While on her way home aboard a jeep, social media user Marie Ku Maureen Ceniza met 9-year-old Janjan who was singing a Tagalog Christmas song; this happened in Cebu City, central Philippines.
According to Ceniza, she wanted to give the boy some coins but knowing that this is actually against the law (anti-mendicancy), she thought of other ways she could help the kid. So, on a whim, she told the boy she’d treat him to dinner.
Ceniza revealed that the other passengers looked at her like she’s gone crazy – for who takes streetkids to dinner, anyway? Well, she did not mind their stares. Instead, she brought the kid to Jollibee and told her parents she was ‘on a date’.
While dining with Janjan, she discovered that the child lives with his mother and younger brother – and that their main source of income and food is scouring trash bins for leftovers.
But while the boy devoured his food like he was really hungry, he actually ate only a small portion of the chicken. When Ceniza asked whether he wants more rice for his chicken, he said he was actually saving it for his mother and brother.
Touched by the boy’s thoughtfulness, she told him she’d buy more for them. Upon learning that, Janjan picked up the chicken and ‘ate it to the bones’!

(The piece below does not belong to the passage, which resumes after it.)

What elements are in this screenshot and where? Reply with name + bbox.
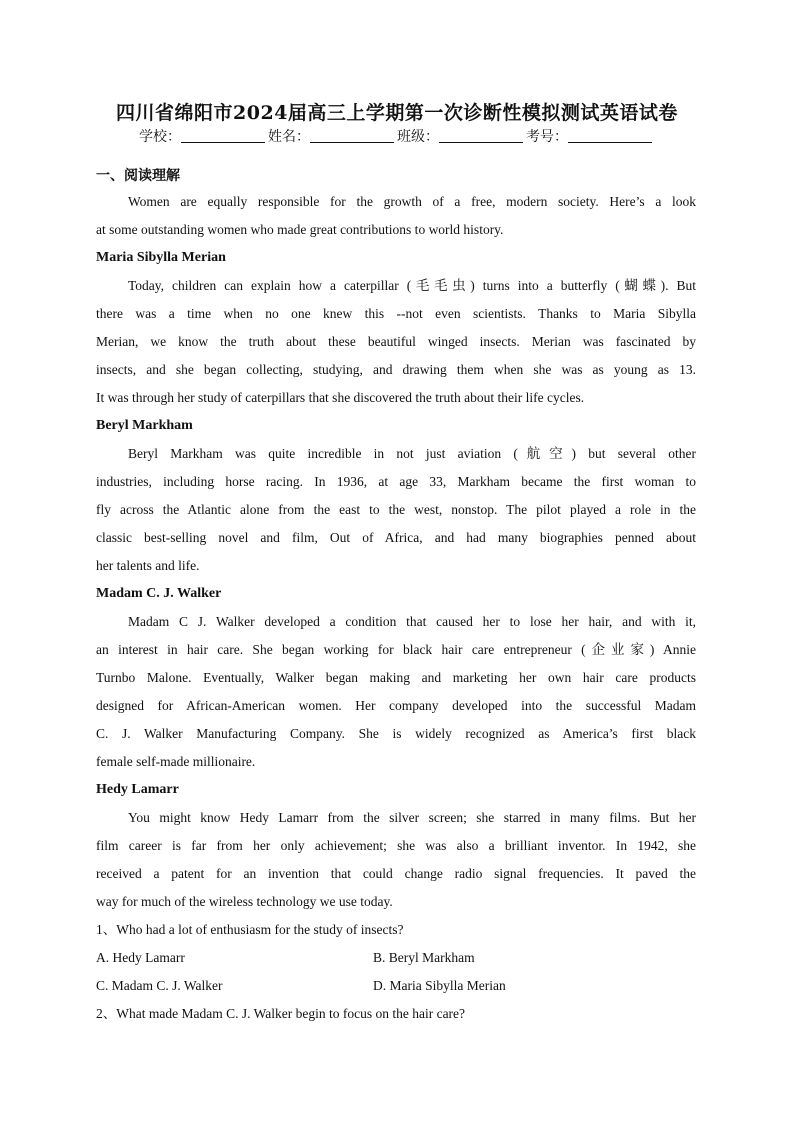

Afterwards, she bought him more food to bring for his mother and sibling then helped him ride a jeep as the kid said most of the jeepney drivers don’t actually let him ride since he does not have money to pay them, anyway.
Ceniza would later post this encounter on social media where she received mixed reactions.
As expected, there were those who bashed her for finding the need to share the good deed when things like that don’t have to be announced to the public yet many believe that Ceniza wasn’t bragging about helping out but was merely trying to encourage others to help those in need.
What is the anti-mendicancy law?
This law prohibits people from begging or asking for donations in the streets; this was first implemented in the Philippines by President Ferdinand Marcos in 1978 as the Presidential Decree No. 1563.